Last Saturday, Dina, who is not only village president but also the finest cook in Lia, let Eleni help her make 5 different kinds of pitas. All the village women from miles around were cooking their specialities. Dina’s contributions included a pita full of various greens, a quiche-like pita featuring zucchini (everything from her garden, of course) another pita with macaroni and cheese in it, and my personal favorite—a pita filled with chicken and rice. (The secret ingredients, Eleni told me, were mint and grated carrots.)

Dina had been so busy getting ready for the Pita Festival that she cheated this time and used store-bought phyllo dough for her pitas, although most of the village women proudly make their own homemade phyllo dough, which is rolled out on a board with a stick that resembles a broom handle.

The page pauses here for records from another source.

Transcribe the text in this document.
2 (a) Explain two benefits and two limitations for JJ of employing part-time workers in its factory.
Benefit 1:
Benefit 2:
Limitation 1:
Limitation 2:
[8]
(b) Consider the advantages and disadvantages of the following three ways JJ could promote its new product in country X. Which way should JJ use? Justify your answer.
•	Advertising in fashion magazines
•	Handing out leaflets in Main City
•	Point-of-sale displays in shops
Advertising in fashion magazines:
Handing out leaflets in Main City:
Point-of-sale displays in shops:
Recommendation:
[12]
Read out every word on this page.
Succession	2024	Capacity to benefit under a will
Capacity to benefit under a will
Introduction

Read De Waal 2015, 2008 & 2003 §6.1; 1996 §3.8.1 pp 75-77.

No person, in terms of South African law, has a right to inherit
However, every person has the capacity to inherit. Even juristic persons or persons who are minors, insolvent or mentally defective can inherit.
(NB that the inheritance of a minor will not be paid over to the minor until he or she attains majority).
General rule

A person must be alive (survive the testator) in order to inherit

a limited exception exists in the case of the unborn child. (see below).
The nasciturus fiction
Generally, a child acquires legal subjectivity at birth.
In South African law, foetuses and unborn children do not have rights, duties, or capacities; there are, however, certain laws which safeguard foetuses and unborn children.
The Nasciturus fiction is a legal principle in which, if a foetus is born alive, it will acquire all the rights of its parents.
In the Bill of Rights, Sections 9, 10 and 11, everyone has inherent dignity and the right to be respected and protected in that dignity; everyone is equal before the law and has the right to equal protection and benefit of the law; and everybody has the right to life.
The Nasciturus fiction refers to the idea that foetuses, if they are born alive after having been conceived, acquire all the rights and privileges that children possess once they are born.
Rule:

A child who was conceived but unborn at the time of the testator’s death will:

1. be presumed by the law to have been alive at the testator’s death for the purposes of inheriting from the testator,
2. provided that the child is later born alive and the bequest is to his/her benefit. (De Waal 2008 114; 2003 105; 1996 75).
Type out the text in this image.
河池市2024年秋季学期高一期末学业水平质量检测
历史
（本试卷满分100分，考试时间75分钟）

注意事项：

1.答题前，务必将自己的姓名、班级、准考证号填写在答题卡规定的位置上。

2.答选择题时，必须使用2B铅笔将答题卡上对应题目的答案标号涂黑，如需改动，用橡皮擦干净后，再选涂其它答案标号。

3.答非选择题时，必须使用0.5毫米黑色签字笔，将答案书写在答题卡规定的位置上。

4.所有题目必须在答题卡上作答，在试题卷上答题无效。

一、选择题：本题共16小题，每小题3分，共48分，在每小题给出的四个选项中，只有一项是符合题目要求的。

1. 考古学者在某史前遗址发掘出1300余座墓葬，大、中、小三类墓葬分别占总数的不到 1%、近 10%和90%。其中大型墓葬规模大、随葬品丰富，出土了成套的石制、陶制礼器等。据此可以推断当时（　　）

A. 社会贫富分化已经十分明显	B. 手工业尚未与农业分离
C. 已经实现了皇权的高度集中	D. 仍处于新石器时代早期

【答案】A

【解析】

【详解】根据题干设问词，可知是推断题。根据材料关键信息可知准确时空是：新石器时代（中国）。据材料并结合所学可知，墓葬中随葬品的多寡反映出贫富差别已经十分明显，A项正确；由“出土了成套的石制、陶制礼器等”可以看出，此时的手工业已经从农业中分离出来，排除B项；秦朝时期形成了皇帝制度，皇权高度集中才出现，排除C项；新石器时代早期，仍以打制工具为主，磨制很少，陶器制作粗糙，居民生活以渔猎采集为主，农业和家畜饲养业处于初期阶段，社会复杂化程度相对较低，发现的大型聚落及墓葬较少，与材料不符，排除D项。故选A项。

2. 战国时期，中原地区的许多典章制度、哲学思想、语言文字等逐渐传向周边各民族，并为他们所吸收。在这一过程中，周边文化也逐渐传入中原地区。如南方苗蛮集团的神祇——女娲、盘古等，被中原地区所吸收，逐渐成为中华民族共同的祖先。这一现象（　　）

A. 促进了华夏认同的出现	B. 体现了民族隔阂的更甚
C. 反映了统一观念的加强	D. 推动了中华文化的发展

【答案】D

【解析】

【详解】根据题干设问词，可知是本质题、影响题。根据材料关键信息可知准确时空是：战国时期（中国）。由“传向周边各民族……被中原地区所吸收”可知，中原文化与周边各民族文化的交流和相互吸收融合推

A large, level area in the village, shaded by plane trees and called the Goura, was strung with lights and Greek flags. The ladies contributing pitas came early. There were 76 pitas in all, cooked by more than 30 women. Notis, who runs the one village store and coffee shop in Lia with his wife Stella, had been roasting lambs on spits all day for those who were not satisfied with pita alone. He and his helpers also sold beer and local wines. Notis would hack meat off the lambs with his cleaver, fill a plate and weigh it to know what to charge.

But the pitas were free. Daughter Eleni and Dina and her helpers cut the pitas into squares and brought each table a plate filled with a variety. There were no prizes—for no one could taste every pita and decide which was the winner. (Our table, however, unofficially awarded first prize to Dina’s Cotopita—the chicken pie.)

Then Dina, in her role as president, gave a speech of welcome and the orchestra began to play. The clarinet player, as usual, was the star, assisted by a fiddler, a bouzouki player, a singer and a young boy on the tamborine.

Our village priest, Father Procopi, along with Dina, started the dancing and the lady cantor from the church joined in. (In the photos Dina is wearing a black and white blouse and Eleni a turquoise dress.) Then, as the high spirits (kefi) increased, more pita-baking women and exuberant young people joined in the dance. The older men mostly watched and drank and devoured the 76 pitas donated by the expert cooks.

We went to bed around midnight, but Dina and her husband Andreas didn’t stop dancing until 2:30 in the morning.

We’ve already marked next year’s calendar for August 22-- the fourth annual Yiorti tis Pitas in Lia.